The "exact match" law flags that are found to have discrepancies, such as dropped hyphen, with other official identifications. Potential voters are allowed to settle the discrepancy by providing proof of identity.
But the state's procedures under Kemp, whose office oversees elections, stipulated that those who had been flagged as potential non-citizens will be cleared first by a deputy registrar when seeking to vote. In October, a coalition of civil rights groups sued him.
U.S. District Judge Eleanor L. Ross ruled Friday that the procedures were likely to result in the violation of voting rights for a large group of people. She said Kemp's restrictions raised "grave concerns for the court about the differential treatment inflicted on a group of individuals who are predominantly minorities."
The initial injunction will be submitted to the state of the United Kingdom. passport or similar documentation and only to a poll manager. It thus signaled that the coalition of civil rights groups did not succeed.

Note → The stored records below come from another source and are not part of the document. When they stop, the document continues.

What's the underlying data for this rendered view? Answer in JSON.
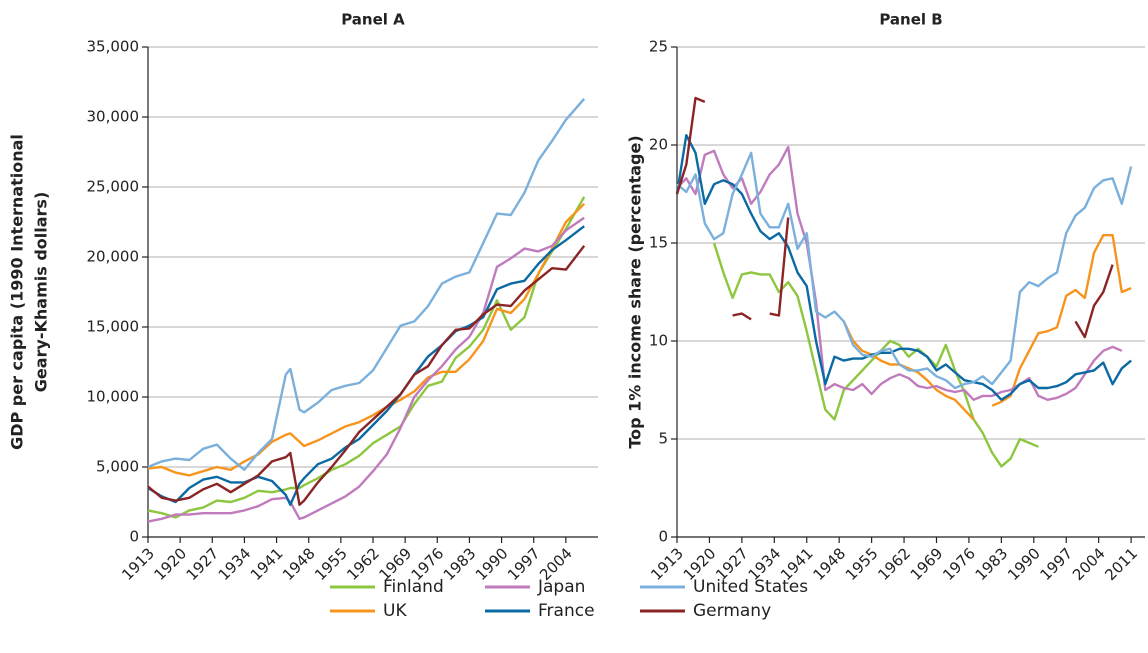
{
  "chart_data": [
    {
      "type": "line",
      "title": "Panel A",
      "ylabel": [
        "GDP per capita (1990 International",
        "Geary-Khamis dollars)"
      ],
      "x": [
        1913,
        1916,
        1919,
        1922,
        1925,
        1928,
        1931,
        1934,
        1937,
        1940,
        1943,
        1944,
        1946,
        1947,
        1950,
        1953,
        1956,
        1959,
        1962,
        1965,
        1968,
        1971,
        1974,
        1977,
        1980,
        1983,
        1986,
        1989,
        1992,
        1995,
        1998,
        2001,
        2004,
        2008
      ],
      "xlim": [
        1913,
        2011
      ],
      "xticks": [
        1913,
        1920,
        1927,
        1934,
        1941,
        1948,
        1955,
        1962,
        1969,
        1976,
        1983,
        1990,
        1997,
        2004
      ],
      "ylim": [
        0,
        35000
      ],
      "yticks": [
        0,
        {
          "value": 5000,
          "label": "5,000"
        },
        {
          "value": 10000,
          "label": "10,000"
        },
        {
          "value": 15000,
          "label": "15,000"
        },
        {
          "value": 20000,
          "label": "20,000"
        },
        {
          "value": 25000,
          "label": "25,000"
        },
        {
          "value": 30000,
          "label": "30,000"
        },
        {
          "value": 35000,
          "label": "35,000"
        }
      ],
      "grid": true,
      "series": [
        {
          "name": "Finland",
          "color": "#8dc63f",
          "values": [
            1900,
            1700,
            1400,
            1900,
            2100,
            2600,
            2500,
            2800,
            3300,
            3200,
            3400,
            3500,
            3500,
            3700,
            4200,
            4800,
            5200,
            5800,
            6700,
            7300,
            7900,
            9500,
            10800,
            11100,
            12800,
            13600,
            14800,
            16900,
            14800,
            15700,
            18800,
            20400,
            22000,
            24300
          ]
        },
        {
          "name": "UK",
          "color": "#f7941d",
          "values": [
            4900,
            5000,
            4600,
            4400,
            4700,
            5000,
            4800,
            5400,
            5900,
            6800,
            7300,
            7400,
            6800,
            6500,
            6900,
            7400,
            7900,
            8200,
            8700,
            9300,
            9800,
            10400,
            11400,
            11800,
            11800,
            12700,
            14000,
            16300,
            16000,
            17000,
            18800,
            20600,
            22500,
            23800
          ]
        },
        {
          "name": "Japan",
          "color": "#c07bbd",
          "values": [
            1100,
            1300,
            1600,
            1600,
            1700,
            1700,
            1700,
            1900,
            2200,
            2700,
            2800,
            2500,
            1300,
            1400,
            1900,
            2400,
            2900,
            3600,
            4700,
            5900,
            7800,
            10000,
            11200,
            12200,
            13400,
            14300,
            16000,
            19300,
            19900,
            20600,
            20400,
            20800,
            21900,
            22800
          ]
        },
        {
          "name": "France",
          "color": "#0b6aa3",
          "values": [
            3500,
            2900,
            2500,
            3500,
            4100,
            4300,
            3900,
            3900,
            4300,
            4000,
            3000,
            2300,
            3800,
            4200,
            5200,
            5600,
            6400,
            7000,
            8000,
            9000,
            10200,
            11600,
            12900,
            13700,
            14700,
            15100,
            15700,
            17700,
            18100,
            18300,
            19500,
            20500,
            21200,
            22200
          ]
        },
        {
          "name": "United States",
          "color": "#7bb0dc",
          "values": [
            5000,
            5400,
            5600,
            5500,
            6300,
            6600,
            5600,
            4800,
            6000,
            7000,
            11600,
            12000,
            9100,
            8900,
            9600,
            10500,
            10800,
            11000,
            11900,
            13500,
            15100,
            15400,
            16500,
            18100,
            18600,
            18900,
            21000,
            23100,
            23000,
            24600,
            26900,
            28300,
            29800,
            31300
          ]
        },
        {
          "name": "Germany",
          "color": "#8b2525",
          "values": [
            3600,
            2800,
            2600,
            2800,
            3400,
            3800,
            3200,
            3800,
            4400,
            5400,
            5700,
            6000,
            2300,
            2600,
            3900,
            5000,
            6200,
            7500,
            8400,
            9300,
            10200,
            11600,
            12200,
            13700,
            14800,
            14900,
            15900,
            16600,
            16500,
            17600,
            18400,
            19200,
            19100,
            20800
          ]
        }
      ]
    },
    {
      "type": "line",
      "title": "Panel B",
      "ylabel": [
        "Top 1% income share (percentage)"
      ],
      "x": [
        1913,
        1915,
        1917,
        1919,
        1921,
        1923,
        1925,
        1927,
        1929,
        1931,
        1933,
        1935,
        1937,
        1939,
        1941,
        1943,
        1945,
        1947,
        1949,
        1951,
        1953,
        1955,
        1957,
        1959,
        1961,
        1963,
        1965,
        1967,
        1969,
        1971,
        1973,
        1975,
        1977,
        1979,
        1981,
        1983,
        1985,
        1987,
        1989,
        1991,
        1993,
        1995,
        1997,
        1999,
        2001,
        2003,
        2005,
        2007,
        2009,
        2011
      ],
      "xlim": [
        1913,
        2014
      ],
      "xticks": [
        1913,
        1920,
        1927,
        1934,
        1941,
        1948,
        1955,
        1962,
        1969,
        1976,
        1983,
        1990,
        1997,
        2004,
        2011
      ],
      "ylim": [
        0,
        25
      ],
      "yticks": [
        0,
        5,
        10,
        15,
        20,
        25
      ],
      "grid": true,
      "series": [
        {
          "color": "#8dc63f",
          "values": [
            null,
            null,
            null,
            null,
            15,
            13.5,
            12.2,
            13.4,
            13.5,
            13.4,
            13.4,
            12.5,
            13,
            12.3,
            10.5,
            8.5,
            6.5,
            6,
            7.5,
            8,
            8.5,
            9,
            9.5,
            10,
            9.8,
            9.2,
            9.6,
            9.2,
            8.7,
            9.8,
            8.5,
            7.4,
            6,
            5.3,
            4.3,
            3.6,
            4,
            5,
            4.8,
            4.6,
            null,
            null,
            null,
            null,
            null,
            null,
            null,
            null,
            null,
            null
          ]
        },
        {
          "color": "#f7941d",
          "values": [
            null,
            null,
            null,
            null,
            null,
            null,
            null,
            null,
            null,
            null,
            null,
            null,
            null,
            null,
            null,
            null,
            null,
            null,
            11,
            10,
            9.5,
            9.3,
            9,
            8.8,
            8.8,
            8.6,
            8.4,
            8,
            7.5,
            7.2,
            7,
            6.5,
            6,
            null,
            6.7,
            6.9,
            7.2,
            8.6,
            9.5,
            10.4,
            10.5,
            10.7,
            12.3,
            12.6,
            12.2,
            14.5,
            15.4,
            15.4,
            12.5,
            12.7
          ]
        },
        {
          "color": "#c07bbd",
          "values": [
            17.8,
            18.3,
            17.5,
            19.5,
            19.7,
            18.5,
            17.8,
            18.3,
            17,
            17.6,
            18.5,
            19,
            19.9,
            16.5,
            15,
            12,
            7.5,
            7.8,
            7.6,
            7.5,
            7.8,
            7.3,
            7.8,
            8.1,
            8.3,
            8.1,
            7.7,
            7.6,
            7.7,
            7.5,
            7.4,
            7.5,
            7,
            7.2,
            7.2,
            7.4,
            7.5,
            7.8,
            8.1,
            7.2,
            7,
            7.1,
            7.3,
            7.6,
            8.3,
            9,
            9.5,
            9.7,
            9.5,
            null
          ]
        },
        {
          "color": "#0b6aa3",
          "values": [
            17.5,
            20.5,
            19.6,
            17,
            18,
            18.2,
            18,
            17.5,
            16.5,
            15.6,
            15.2,
            15.5,
            14.8,
            13.5,
            12.8,
            10,
            7.8,
            9.2,
            9,
            9.1,
            9.1,
            9.3,
            9.4,
            9.4,
            9.6,
            9.6,
            9.5,
            9.2,
            8.5,
            8.8,
            8.4,
            8,
            7.9,
            7.8,
            7.5,
            7,
            7.3,
            7.8,
            8,
            7.6,
            7.6,
            7.7,
            7.9,
            8.3,
            8.4,
            8.5,
            8.9,
            7.8,
            8.6,
            9
          ]
        },
        {
          "color": "#7bb0dc",
          "values": [
            18,
            17.6,
            18.5,
            16,
            15.2,
            15.5,
            17.5,
            18.5,
            19.6,
            16.5,
            15.8,
            15.8,
            17,
            14.7,
            15.5,
            11.5,
            11.2,
            11.5,
            11,
            9.8,
            9.3,
            9.2,
            9.5,
            9.6,
            8.8,
            8.5,
            8.5,
            8.6,
            8.2,
            8,
            7.6,
            7.8,
            7.9,
            8.2,
            7.8,
            8.4,
            9,
            12.5,
            13,
            12.8,
            13.2,
            13.5,
            15.5,
            16.4,
            16.8,
            17.8,
            18.2,
            18.3,
            17,
            18.9
          ]
        },
        {
          "color": "#8b2525",
          "values": [
            17.5,
            19,
            22.4,
            22.2,
            null,
            null,
            11.3,
            11.4,
            11.1,
            null,
            11.4,
            11.3,
            16.3,
            null,
            null,
            null,
            null,
            null,
            null,
            null,
            null,
            null,
            null,
            null,
            null,
            null,
            null,
            null,
            null,
            null,
            null,
            null,
            null,
            null,
            null,
            null,
            null,
            null,
            null,
            null,
            null,
            null,
            null,
            11,
            10.2,
            11.8,
            12.5,
            13.9,
            null,
            null
          ]
        }
      ]
    }
  ]
}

Brian Kemp's exact match scheme, "said Kristen Clarke, president and executive director of the Lawyers' Committee on Civil Rights Under Law, said:" With respect to Tuesday's election. Denoting the right to vote because of this discriminatory voter suppression effort. "
Kemp so what's to be said with a questionnaire.
The race between Kemp and Democrat Stacey Abrams has drawn wide national attention.
Kemp's actions have been scrutinized in the wake of a report from the Associated Press. He has stalled more than 50,000 registered registrations by disproportionately black voters under the state's exact-match requirements.
The action raised fears of voter suppression, these were made in a state that, like many others in the South, bears a painful legacy of anti-voting tactics at the black population.
Kemp's involvement in election procedures while a candidate also has drawn criticism. During a debate with Abrams, Kemp said he would not recuse himself in any election-related issues either.
The ACLU announced on Friday Kemp in a different voting rights case. It said that the U.S. Court of Appeals for the 11th Circuit has denied its request to block a court order or that it required to be given due process before rejecting ballots for handwriting issues.
Kemp's campaign did not respond to a request for comment. Katie Byrd declines to comment. The state attorney general's office did not comment on it.